3. Key Contributions

Tool-Genesis Benchmark: The first diagnostic benchmark that evaluates tool creation under missing specifications, focusing on the inference of contracts and generation of reusable assets rather than one-off scripts.
Diagnostic Evaluation Protocol: A unified, execution-grounded framework that decouples tool generation from utilization, enabling precise attribution of errors to interface design, logic implementation, or usage strategy.
Oracle-Normalized Utility Gap: A novel metric to quantify the practical self-evolution capability by comparing generated tools against an optimal reference implementation under the same task distribution.
Comprehensive Dataset: A high-quality dataset of 86 servers, 2,150 tasks, and 9,441 unit tests covering 24 diverse domains, constructed with rigorous filtering and manual verification.

4. Experimental Results

The authors evaluated a broad suite of frontier models (OpenAI GPT-4o/4.1/5.1, Anthropic Claude, Google Gemini, Qwen3, DeepSeek, Kimi) using two strategies: Direct (single-pass generation) and Code-Agent (ReAct-style loop with sandbox execution and repair).
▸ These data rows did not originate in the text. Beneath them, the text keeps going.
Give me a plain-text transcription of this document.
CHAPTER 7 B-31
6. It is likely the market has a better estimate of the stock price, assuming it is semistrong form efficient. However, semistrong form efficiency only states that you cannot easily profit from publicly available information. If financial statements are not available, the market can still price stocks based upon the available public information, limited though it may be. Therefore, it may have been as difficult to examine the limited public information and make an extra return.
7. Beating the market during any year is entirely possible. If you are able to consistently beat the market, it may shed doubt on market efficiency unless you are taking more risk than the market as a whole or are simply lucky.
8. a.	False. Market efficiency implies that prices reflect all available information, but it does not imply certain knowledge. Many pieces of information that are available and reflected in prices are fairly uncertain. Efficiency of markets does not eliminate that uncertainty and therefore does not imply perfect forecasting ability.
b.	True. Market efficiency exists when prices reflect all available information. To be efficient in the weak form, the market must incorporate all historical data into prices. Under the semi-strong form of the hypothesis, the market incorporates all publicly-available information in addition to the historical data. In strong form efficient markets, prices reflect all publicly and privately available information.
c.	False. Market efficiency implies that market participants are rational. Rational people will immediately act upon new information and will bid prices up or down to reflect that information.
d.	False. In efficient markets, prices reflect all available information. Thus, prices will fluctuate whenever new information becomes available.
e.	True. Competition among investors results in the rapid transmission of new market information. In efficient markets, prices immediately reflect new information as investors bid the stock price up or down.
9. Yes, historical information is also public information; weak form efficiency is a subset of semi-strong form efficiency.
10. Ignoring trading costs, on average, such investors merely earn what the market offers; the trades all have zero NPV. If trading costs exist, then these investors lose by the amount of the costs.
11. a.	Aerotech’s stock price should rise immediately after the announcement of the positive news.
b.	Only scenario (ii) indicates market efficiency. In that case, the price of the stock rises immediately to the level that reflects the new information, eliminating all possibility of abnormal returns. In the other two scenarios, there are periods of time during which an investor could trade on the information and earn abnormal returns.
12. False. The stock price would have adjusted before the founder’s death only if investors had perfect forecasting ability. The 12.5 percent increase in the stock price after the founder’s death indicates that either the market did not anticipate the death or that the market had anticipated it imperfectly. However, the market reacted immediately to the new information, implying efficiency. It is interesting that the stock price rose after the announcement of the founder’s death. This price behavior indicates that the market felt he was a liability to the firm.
The "Black Box" Bottleneck: Even state-of-the-art models struggle in a one-shot setting. Minor initial flaws in interface prediction or logic are amplified through the pipeline, causing a precipitous drop in downstream metrics.
Closed-Loop Repair is Critical: The Code-Agent strategy significantly outperforms Direct generation. For example, on Qwen3-235B, the Oracle-Normalized Success Rate (SR) jumped from ~0.19 (Direct) to ~0.62 (Code-Agent). Execution feedback allows models to iteratively fix bugs, transforming "plausible" schemas into functional tools.
Compliance $\neq$ Utility: High compliance (Level 1) and schema fidelity (Level 2) are necessary but insufficient. Models often generate syntactically correct schemas that fail strict unit tests (Level 3) or downstream tasks (Level 4), highlighting a "utility-conversion bottleneck."
Scale-Dependent Repair: Larger models benefit more from closed-loop repair. While smaller models (e.g., 4B/8B) struggle to utilize execution feedback effectively, larger models (e.g., 235B) can leverage it to achieve near-optimal performance.
Finetuning Efficacy: Finetuning on Tool-Genesis data improves both one-shot generation (Direct) and the effectiveness of closed-loop repair (Code-Agent), suggesting the benchmark provides a strong training signal for internalizing tool creation capabilities.

5. Significance

Tool-Genesis shifts the paradigm from "tool-using" to "tool-making" for self-evolving agents. It demonstrates that current models are not yet robust enough to autonomously create reliable, reusable tool assets in a single pass. The benchmark provides the community with:

A standardized way to diagnose where tool creation fails (schema vs. logic vs. usage).
Evidence that execution feedback loops are essential for bridging the gap between theoretical tool design and practical utility.
A pathway toward persistent tool assets, moving away from disposable scripts toward maintainable toolboxes that can evolve with long-horizon task distributions.

This work is a foundational step toward realizing truly self-evolving agents capable of operating in dynamic, real-world environments where tool specifications are often missing or ambiguous.